It is with immense excitement that I am now able to say that my next book will be out in September of this year, from the ever-supportive Civil Coping Mechanisms. The most gratifying part of saying this is what the book actually is, what it represents as a part of my writing life.
Over the years I have talked about my collection of Alaska stories. That is this book. It is called Nothing but the Dead and Dying. It is a book that houses every ounce of my soul. Its publication will mark the satisfaction of a long, and often harrowing journey.
When I started the second semester of my MFA program, I met with Craig Lesley, the faculty member I would work with for the semester and he asked me about my background, about the stories I wanted to tell. I told him I wanted to write about my time doing construction in the arctic, but that I didn’t know how.
It was the simplest of things to say, but he told me to just to write. Sit down and write about the people, the place. And so I did. The first story was called “Like Swimming,” named after a song by the band Morphine, but focusing on an aging construction worker, clinging to his job because it’s all he’s ever known. [READ IT]
From there a few more stories came in quick succession, and when I wrote a story called “Glaciers” I knew I was a different writer than I had been before.
My MFA thesis consisted of six stories, worked on with heroes of mine like Pete Fromm, Jack Driscoll, Bonnie Jo Campbell, Brady Udall, and the aforementioned Craig Lesley. The last story I wrote during my time in the program was called “All Things Infinite,” and was dedicated to Driscoll, in part because I stole the title from the end of his novel How Like an Angel. [READ IT]
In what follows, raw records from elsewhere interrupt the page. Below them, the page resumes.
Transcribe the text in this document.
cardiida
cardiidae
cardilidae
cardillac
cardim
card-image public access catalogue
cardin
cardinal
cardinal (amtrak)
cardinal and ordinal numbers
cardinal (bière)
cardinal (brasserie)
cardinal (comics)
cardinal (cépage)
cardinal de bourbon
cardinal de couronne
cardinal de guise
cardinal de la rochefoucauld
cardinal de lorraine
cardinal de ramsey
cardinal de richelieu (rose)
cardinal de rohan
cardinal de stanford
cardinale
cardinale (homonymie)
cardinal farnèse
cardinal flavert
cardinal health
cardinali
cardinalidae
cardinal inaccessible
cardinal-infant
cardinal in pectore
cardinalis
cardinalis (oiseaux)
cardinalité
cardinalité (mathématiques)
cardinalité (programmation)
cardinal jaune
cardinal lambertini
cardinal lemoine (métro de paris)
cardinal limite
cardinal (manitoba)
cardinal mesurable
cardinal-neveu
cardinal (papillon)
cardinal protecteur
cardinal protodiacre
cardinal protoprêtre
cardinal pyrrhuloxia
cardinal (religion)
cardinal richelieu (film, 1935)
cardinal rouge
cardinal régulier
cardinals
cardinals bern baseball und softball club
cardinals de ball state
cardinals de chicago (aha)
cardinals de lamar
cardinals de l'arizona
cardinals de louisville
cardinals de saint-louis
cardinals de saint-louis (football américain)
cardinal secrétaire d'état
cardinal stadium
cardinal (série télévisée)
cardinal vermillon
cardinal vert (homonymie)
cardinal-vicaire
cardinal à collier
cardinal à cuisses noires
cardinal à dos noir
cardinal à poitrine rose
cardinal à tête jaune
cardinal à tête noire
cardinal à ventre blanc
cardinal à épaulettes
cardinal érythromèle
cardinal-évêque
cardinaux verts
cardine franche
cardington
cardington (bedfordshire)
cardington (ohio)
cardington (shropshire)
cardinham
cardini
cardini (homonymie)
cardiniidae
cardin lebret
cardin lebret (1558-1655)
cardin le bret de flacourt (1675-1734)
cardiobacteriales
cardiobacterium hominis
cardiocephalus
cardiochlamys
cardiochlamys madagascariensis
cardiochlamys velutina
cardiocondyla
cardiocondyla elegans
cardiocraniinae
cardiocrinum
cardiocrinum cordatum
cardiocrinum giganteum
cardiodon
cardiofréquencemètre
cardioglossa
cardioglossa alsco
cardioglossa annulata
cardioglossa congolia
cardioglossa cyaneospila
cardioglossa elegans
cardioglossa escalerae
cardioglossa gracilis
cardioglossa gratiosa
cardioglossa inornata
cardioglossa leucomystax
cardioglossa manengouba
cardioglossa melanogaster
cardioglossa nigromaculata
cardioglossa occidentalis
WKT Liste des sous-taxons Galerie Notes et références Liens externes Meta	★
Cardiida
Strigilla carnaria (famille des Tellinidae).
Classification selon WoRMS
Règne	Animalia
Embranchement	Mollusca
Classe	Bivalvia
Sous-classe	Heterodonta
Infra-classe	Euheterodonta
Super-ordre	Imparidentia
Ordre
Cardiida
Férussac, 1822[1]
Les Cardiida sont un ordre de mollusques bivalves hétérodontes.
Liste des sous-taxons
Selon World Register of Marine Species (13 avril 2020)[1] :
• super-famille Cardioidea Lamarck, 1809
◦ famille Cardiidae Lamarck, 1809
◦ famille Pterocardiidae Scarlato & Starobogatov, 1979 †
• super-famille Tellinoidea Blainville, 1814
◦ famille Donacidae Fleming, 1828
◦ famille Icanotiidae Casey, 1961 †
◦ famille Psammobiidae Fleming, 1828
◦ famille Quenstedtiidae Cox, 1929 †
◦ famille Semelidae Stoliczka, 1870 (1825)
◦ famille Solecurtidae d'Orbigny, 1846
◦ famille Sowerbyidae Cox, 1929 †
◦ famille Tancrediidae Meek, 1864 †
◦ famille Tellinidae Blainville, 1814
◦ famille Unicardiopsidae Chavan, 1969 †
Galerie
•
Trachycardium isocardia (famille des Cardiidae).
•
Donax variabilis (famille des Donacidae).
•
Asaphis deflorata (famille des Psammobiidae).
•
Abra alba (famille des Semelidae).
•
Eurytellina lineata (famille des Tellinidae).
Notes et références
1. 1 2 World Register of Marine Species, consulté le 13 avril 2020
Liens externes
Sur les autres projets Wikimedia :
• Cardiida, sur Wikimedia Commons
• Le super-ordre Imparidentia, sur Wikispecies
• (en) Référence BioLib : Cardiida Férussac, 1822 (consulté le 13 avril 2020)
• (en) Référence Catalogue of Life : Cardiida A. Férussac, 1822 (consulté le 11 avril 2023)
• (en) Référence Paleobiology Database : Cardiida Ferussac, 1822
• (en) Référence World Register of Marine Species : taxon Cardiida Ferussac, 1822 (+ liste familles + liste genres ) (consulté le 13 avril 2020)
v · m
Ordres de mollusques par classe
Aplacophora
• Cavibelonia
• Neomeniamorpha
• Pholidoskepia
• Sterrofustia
About a year later I had finished another six stories and had a manuscript I felt good about. It was a slim volume of stories I killed myself for, and I began to query small publishers as well as agents. As is (incredibly) normal, I was greeted with a slew of rejections, many of them being incredibly kind and supportive. One editor called it a masterpiece (looking back, I can’t help thinking how wrong they were, for much would change over the following years). More than one agent and editor told me they couldn’t sell a story collection either to publishers or readers. Meanwhile more stories were coming out of me. So I continued adding to the manuscript and six months later sent out another wave of queries. Several publishers expressed interest, but, without getting into specifics, that interest disappeared one publisher at a time.
Still, I kept writing. The manuscript kept growing. Stories continued being published here and there. Seasons turned into years. Friends read the manuscript and gave me advice. All in all, four different versions of the manuscript made the rounds in various waves of submissions and queries.
Then another publisher showed interest. This time a seemingly significant interest. An editor, Dawn Marano, was hired to work with me. And for another year I worked on revising the stories I’d been writing and editing for five years. It was a rewarding experience, even as exhausting as it felt after bleeding for so long. When we finished I was confident and nearly giddy to send it back to the publisher. But ultimately they decided they didn’t want it after all.
It’d be a lie to say I wasn’t crushed. For the thousandth time. I think most artists have the objectivity to tell you when something is truly their best work. There is a different feeling in it, from infancy to completion. And I knew that about these stories every step of the way. For six years I’d championed not just words I had compiled into stories, but my heart. I never stopped believing in the stories, but I’m not ashamed to say that many times throughout those six years that the experience made it hard to believe in myself as a writer, a hole I am still trying to dig my way out of.
I am also not ashamed of having an ego, nor to say with all honesty that I believed this manuscript was the work that would bring my writing career to a different level, that if, decades after I cease to exist, people were going to remember me, it would be for this book.
When CCM expressed interest in doing another book with me I asked if they would look at the Alaska stories. And now the rest will be history, even if only personal. Maybe I will never ‘graduate’ to another level in terms of my writing career, maybe my books will never be remembered. It’s pretty audacious to imagine either could even be possible. One thing I know is nothing else I ever write will make me as proud as the stories in this collection, that if I die without ever writing another word, I will be proud of what I accomplished while calling myself a writer.
Artists are told to bleed for their art. We are told to leave it all on the page, canvas, what have you. Too often that ends up including our mental and emotional health. That is what I have done with this book. Everything I have to give as a writer, whatever that amounts to, is in these stories. If you read the book this fall, I hope you feel that on every page.